I started early and took my dog. Each blade of grass was glazed with pearlescent dew, the field around me shimmering like the soft silver within an oyster shell. The small leaved lime had lost its leaves, almost overnight, and so we walked along a yellow brick road of bronzed gold, Connor nosing in the ferns, his nose coated in water droplets.
It felt as if we were in a tunnel - the thin, flickering spindle formed from the beam of my head torch, and a wider, amorphous one, as we were enveloped by the mist.
The owls were out this morning. Two called like boys trying to scare each other in the woods, their voices floating between the trees, childish ghosts with a catch in their throat. Then suddenly, right above our heads, came a loud and eerie boom, and there was silence. These were not like the tawny owls in books, with their soft twit, twoos.

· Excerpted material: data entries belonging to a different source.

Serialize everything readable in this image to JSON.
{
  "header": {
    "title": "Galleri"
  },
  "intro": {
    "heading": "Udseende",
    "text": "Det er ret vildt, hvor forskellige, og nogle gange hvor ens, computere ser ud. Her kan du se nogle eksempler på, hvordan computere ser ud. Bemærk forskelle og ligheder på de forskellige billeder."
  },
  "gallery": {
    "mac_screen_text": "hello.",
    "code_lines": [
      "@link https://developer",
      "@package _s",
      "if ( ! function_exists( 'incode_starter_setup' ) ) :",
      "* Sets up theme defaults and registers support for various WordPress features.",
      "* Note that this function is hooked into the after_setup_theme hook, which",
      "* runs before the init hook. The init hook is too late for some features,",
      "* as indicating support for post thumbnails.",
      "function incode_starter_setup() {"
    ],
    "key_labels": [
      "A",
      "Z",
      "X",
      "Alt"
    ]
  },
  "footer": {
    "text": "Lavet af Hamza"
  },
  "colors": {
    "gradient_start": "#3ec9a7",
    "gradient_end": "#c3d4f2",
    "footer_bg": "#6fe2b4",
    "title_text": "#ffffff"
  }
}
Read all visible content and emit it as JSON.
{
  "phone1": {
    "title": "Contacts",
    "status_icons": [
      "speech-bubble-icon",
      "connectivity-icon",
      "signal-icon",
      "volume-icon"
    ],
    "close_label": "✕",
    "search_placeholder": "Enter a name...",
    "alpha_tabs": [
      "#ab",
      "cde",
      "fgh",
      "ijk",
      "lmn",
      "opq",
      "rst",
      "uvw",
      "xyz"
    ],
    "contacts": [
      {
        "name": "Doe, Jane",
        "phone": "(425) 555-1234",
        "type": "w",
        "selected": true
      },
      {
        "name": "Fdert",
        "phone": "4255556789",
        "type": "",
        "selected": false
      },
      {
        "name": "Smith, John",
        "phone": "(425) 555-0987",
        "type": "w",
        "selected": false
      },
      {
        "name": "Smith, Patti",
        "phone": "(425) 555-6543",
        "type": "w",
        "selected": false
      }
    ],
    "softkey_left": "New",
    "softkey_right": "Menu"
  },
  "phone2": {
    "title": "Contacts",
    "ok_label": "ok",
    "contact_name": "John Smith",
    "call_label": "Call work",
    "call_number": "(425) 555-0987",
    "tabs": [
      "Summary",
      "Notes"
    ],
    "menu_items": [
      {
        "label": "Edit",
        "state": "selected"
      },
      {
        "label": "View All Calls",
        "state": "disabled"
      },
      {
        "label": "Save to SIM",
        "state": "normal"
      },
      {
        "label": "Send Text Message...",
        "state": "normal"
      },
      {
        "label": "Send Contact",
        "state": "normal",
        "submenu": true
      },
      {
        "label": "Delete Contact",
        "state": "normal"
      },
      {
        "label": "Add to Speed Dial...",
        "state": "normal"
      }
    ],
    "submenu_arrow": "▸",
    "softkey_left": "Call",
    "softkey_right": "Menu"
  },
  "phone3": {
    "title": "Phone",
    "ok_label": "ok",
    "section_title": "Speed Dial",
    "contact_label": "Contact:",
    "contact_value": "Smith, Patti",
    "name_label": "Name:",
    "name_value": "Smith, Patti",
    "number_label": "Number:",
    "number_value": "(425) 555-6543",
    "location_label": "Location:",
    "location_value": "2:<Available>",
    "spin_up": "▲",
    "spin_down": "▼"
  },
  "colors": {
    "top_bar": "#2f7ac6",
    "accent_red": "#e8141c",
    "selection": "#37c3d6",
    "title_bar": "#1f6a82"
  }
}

Connor didn’t even react. He may not have recognised the sounds as bird calls, since they were nothing like the frightened alarm drills of the tiny birds that he always optimistically tried to chase. He was busy, nose down, following the faint scent left by a passing deer.
I remembered yesterday’s walk - in the light - seeing a couple bent over a bush wrapped tightly by a bramble. They eventually extracted a small dog with a large stick in its mouth. I smiled and when they responded with frowns, I looked again, and saw the dog was holding part of a skull and the green-tinged spine of a roe deer. Now, in the faint light of my torch, I saw toadstools, puffballs scattered beneath the conifers like a trail of bread crumbs that seemed to lead me towards a stag’s horn. It lay at the foot of a fir. As I drew closer, I realised that it was a wood blewit, its gills curled upwards like antler tines.
In the pale light of dawn, the dying fungus gleamed like old bone.